HIPAA Privacy Notice
Effective Date: June 22, 2025
This Privacy Notice describes how we protect and manage your Protected Health Information (PHI) in accordance with the Health Insurance Portability and Accountability Act of 1996 (HIPAA). Our organization provides services to healthcare institutions and research organizations, and in doing so, may access, receive, or maintain PHI. We are committed to using and disclosing PHI responsibly and in compliance with the law.
1. Our HIPAA Responsibilities
We are required by law to maintain the privacy of your PHI, provide you with notice of our legal duties and privacy practices, and abide by the terms of this notice. We must also notify you if a breach of your unsecured PHI occurs.
2. Permitted Uses and Disclosures of PHI
We may use or disclose your PHI without your written authorization for the following purposes:
-
Treatment: Coordinating and managing your healthcare services.
-
Payment: Billing and receiving payment for services provided.
-
Healthcare Operations: Quality assessment, internal audits, training, and compliance monitoring.
-
As Required by Law: When disclosure is mandated by federal or state laws, court orders, or government regulations.
-
Public Health and Safety: To prevent or control disease, report abuse, or avert serious threats.
-
Business Associates: To third-party service providers who are bound by HIPAA obligations through signed agreements.
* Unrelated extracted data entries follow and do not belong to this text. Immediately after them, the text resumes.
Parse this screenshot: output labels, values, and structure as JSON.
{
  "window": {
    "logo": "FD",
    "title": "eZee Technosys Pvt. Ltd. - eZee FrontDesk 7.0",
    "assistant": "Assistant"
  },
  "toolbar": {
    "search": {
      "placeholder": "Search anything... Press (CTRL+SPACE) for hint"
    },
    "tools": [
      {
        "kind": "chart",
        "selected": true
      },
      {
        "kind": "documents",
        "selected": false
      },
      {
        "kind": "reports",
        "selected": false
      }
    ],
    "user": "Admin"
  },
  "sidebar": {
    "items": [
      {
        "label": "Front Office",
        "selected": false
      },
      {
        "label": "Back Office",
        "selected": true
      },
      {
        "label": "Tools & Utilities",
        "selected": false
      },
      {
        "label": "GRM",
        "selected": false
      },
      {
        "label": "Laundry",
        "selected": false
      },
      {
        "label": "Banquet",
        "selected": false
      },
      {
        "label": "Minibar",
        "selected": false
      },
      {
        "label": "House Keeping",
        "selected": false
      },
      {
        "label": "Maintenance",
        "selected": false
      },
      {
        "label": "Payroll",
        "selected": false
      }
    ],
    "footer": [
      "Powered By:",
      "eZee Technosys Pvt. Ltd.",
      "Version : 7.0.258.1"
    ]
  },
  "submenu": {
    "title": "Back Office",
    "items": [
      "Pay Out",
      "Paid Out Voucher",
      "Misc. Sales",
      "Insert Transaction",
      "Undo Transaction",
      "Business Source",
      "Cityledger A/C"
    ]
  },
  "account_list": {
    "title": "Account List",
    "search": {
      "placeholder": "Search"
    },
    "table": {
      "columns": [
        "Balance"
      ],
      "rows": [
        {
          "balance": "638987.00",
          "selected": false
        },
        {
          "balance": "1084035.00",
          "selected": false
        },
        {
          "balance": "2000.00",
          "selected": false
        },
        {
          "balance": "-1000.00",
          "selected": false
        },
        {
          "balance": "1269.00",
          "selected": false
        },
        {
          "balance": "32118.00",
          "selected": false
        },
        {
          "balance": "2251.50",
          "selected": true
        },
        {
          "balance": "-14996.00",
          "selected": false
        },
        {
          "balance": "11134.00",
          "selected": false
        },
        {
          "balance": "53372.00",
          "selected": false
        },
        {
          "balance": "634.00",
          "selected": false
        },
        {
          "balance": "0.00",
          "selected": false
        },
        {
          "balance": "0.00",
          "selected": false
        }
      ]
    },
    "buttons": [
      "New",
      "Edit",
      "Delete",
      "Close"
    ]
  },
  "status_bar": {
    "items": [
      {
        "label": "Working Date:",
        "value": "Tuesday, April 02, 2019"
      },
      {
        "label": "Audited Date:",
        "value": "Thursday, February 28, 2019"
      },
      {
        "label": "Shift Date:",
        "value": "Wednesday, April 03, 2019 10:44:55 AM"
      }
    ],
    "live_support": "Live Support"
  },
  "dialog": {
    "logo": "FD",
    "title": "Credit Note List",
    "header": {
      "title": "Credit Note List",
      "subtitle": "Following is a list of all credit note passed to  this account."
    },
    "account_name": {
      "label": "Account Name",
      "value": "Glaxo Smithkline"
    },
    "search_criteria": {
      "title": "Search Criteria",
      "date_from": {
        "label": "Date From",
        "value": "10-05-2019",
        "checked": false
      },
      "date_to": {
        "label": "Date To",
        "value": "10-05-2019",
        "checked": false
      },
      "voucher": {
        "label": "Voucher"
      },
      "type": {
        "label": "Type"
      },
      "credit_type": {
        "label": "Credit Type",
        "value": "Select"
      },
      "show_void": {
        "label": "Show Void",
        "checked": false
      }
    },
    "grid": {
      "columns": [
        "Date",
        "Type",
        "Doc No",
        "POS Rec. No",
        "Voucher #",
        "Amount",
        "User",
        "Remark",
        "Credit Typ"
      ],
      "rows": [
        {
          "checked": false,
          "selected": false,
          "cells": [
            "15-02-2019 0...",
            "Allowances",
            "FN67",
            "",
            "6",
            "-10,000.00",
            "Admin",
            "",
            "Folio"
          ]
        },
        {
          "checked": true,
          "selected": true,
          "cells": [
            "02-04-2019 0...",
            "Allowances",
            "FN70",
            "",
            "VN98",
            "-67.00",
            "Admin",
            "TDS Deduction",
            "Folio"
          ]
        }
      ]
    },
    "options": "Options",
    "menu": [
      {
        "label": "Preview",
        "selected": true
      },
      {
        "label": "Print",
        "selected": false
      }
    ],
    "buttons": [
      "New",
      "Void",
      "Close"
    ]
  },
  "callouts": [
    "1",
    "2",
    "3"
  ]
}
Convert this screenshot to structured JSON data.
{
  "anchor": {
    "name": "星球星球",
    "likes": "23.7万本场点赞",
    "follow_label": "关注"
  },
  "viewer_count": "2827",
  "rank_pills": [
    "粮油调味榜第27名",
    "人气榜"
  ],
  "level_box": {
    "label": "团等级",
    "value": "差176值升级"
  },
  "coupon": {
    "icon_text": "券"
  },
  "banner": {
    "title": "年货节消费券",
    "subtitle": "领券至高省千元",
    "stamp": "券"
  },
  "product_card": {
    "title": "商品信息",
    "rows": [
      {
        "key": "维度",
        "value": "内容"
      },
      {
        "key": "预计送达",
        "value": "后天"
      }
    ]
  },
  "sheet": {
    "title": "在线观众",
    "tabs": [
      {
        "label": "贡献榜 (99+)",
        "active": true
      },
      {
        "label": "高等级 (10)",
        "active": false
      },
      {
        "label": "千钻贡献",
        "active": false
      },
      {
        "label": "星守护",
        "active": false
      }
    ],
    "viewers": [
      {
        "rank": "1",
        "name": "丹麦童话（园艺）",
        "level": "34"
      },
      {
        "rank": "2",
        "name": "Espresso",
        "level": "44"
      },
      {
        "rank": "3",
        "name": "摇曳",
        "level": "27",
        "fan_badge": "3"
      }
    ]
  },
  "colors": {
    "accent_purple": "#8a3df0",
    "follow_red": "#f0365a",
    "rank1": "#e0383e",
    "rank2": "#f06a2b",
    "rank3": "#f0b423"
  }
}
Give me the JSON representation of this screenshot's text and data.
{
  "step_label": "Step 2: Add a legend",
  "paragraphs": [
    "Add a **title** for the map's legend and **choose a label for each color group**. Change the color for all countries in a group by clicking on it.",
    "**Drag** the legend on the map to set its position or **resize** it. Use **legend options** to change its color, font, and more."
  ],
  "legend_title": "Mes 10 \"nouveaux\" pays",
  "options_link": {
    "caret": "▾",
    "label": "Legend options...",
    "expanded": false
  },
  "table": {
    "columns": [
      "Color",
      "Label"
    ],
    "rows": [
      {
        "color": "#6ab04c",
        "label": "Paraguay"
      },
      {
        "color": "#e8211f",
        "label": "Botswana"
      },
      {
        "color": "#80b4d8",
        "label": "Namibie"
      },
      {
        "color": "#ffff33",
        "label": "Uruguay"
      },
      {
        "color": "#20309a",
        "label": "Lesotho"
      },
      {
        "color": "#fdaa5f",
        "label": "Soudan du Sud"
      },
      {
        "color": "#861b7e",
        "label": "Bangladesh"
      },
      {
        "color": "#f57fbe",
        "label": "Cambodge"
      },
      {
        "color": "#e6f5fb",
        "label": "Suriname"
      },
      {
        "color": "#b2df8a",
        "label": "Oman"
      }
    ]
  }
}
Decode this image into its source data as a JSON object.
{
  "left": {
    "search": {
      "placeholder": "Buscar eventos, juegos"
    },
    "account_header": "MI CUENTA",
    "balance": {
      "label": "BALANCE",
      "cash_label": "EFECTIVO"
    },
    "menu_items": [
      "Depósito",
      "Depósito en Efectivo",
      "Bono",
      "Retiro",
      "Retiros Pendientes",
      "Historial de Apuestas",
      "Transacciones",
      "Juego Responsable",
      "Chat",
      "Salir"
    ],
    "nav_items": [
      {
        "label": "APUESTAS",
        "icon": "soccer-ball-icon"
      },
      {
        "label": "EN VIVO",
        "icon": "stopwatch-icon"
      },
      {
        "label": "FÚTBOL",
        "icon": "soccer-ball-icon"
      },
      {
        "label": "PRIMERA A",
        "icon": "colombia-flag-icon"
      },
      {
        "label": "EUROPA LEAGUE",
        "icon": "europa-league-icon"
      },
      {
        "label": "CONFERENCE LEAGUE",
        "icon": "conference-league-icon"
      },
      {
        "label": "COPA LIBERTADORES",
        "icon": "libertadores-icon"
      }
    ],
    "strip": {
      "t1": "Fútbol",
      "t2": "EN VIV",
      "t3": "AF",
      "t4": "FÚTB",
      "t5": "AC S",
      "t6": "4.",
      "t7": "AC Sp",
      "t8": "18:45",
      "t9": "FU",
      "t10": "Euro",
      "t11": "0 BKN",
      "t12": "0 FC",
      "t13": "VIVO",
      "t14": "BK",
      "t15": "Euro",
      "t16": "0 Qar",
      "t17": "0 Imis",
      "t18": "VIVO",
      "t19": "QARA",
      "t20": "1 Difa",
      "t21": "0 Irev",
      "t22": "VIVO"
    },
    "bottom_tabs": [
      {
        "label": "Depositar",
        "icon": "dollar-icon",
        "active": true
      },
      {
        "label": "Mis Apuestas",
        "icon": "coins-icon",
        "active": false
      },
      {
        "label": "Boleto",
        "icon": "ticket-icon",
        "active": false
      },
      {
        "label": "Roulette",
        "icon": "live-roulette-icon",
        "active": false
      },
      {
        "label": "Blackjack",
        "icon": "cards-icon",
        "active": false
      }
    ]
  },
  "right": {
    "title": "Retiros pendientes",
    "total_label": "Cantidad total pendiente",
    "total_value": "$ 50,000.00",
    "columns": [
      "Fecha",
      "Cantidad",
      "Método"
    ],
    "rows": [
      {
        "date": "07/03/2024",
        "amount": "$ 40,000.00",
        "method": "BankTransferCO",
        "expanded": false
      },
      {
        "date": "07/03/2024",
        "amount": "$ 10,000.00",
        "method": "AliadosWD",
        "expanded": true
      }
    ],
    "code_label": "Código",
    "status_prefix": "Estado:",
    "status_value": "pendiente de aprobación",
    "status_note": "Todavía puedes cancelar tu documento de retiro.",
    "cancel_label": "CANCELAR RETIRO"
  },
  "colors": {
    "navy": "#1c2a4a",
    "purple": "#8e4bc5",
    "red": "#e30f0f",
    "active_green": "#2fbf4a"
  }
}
Other uses and disclosures not described in this notice will be made only with your written authorization, which you may revoke at any time.
3. Your Rights Regarding Your PHI
You have the following rights:
-
Right to Access: You may request a copy of your PHI. We will respond within 30 days.
-
Right to Amend: You may request corrections if you believe your records are incorrect or incomplete.
-
Right to an Accounting of Disclosures: You may request a list of certain disclosures of your PHI made in the past six years.
-
Right to Request Restrictions: You may ask us to limit how your information is used or disclosed. While we are not required to agree to all requests, we will consider them.
-
Right to Confidential Communications: You may request to receive communications by alternative means or at different locations.
-
Right to Receive a Copy of This Notice: You may request a printed copy of this notice at any time.
-
All requests should be made in writing to our Privacy Officer at: nahi_n@dragonflowsystems.com
-
4. Our Internal Privacy and Security Practices
We implement appropriate administrative, technical, and physical safeguards to protect your PHI. Access to PHI is limited to authorized personnel based on role and necessity. Our staff is trained on HIPAA requirements and privacy procedures. All vendors handling PHI are contractually obligated to follow HIPAA rules.
5. Breach Notification
If your PHI is compromised, we will notify you in writing without unreasonable delay and no later than 60 days after discovery. The notification will include the nature of the breach, the information involved, steps you should take to protect yourself, and our actions to investigate and prevent future breaches.
6. Changes to This Notice
We reserve the right to revise this notice at any time. Any changes will apply to all PHI we maintain, including information obtained before the changes. You may request a current version of this notice at any time.
7. Questions and Complaints
If you have questions about this notice or believe your rights have been violated, you may contact our Privacy Officer at nahi_n@dragonflowsystems.com. You may also file a complaint with the U.S. Department of Health and Human Services at www.hhs.gov/ocr/privacy/hipaa/complaints.
This HIPAA Privacy Notice is a simplified summary of our obligations and your rights. We are committed to safeguarding your health information and honoring your privacy.